Freecycle ranks in the top three Yahoo online searches in the conservation category, coming in behind recycling and global warming.
"You have this massive underground movement going on and it is growing like crazy," Beal said.
"That is reassuring, because usually when you see the daily news you think we are doomed. If we are doomed and people are basically greedy, selfish folks then Freecycle wouldn't work. I try to remember that."
If the amount of junk the "free cycle of giving" has diverted from landfills were packed into trash trucks stacked one atop another, the resulting tower would reportedly be four times the height of Mt. Everest.
"This is a delightful example of the power of community," said Erin Carlson, director of Yahoo for Good, the Internet firm's "social responsibility" arm.
"This is something people can do not just on Earth Day, but every day. Everyone has something they'd like to give or get. Green doesn't have to cost more; it can be free."

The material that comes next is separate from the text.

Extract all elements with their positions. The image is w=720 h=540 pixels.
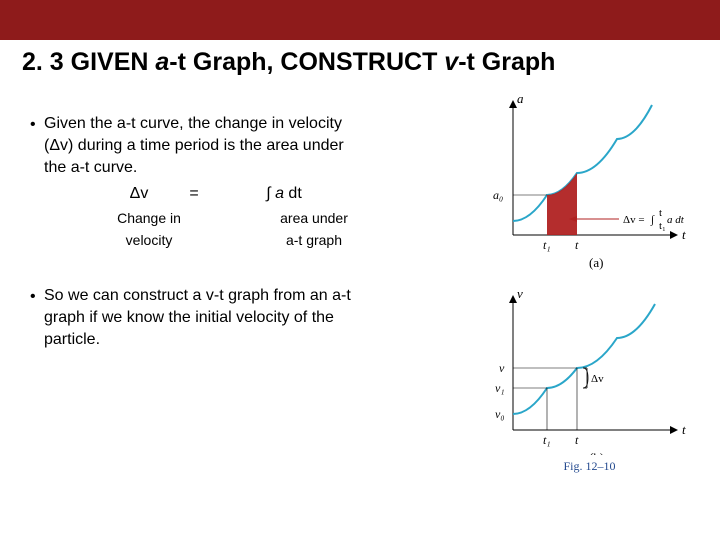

Yahoo is spotlighting Freecycle on an environmentally-themed Yahoo Green website launched a year ago and is enticing people to join by seeding groups with giveaways including an electric car and organic groceries.
Freecycle membership is nearly five million and Yahoo hopes the alliance causes Freecycle's ranks to swell.
"If you give away an old, ratty sofa not only are you keeping 100 pounds out of a landfill, you are keeping a ton of raw materials from being extracted from Mother Earth," Beal said. "That is where we need to go."
Freecycle does have a short list of things that can't be offered for reuse that includes "old boyfriends, old girlfriends, toilet paper and stapled staples."
"It was hard to come up with things you couldn't Freecycle," Carlson said.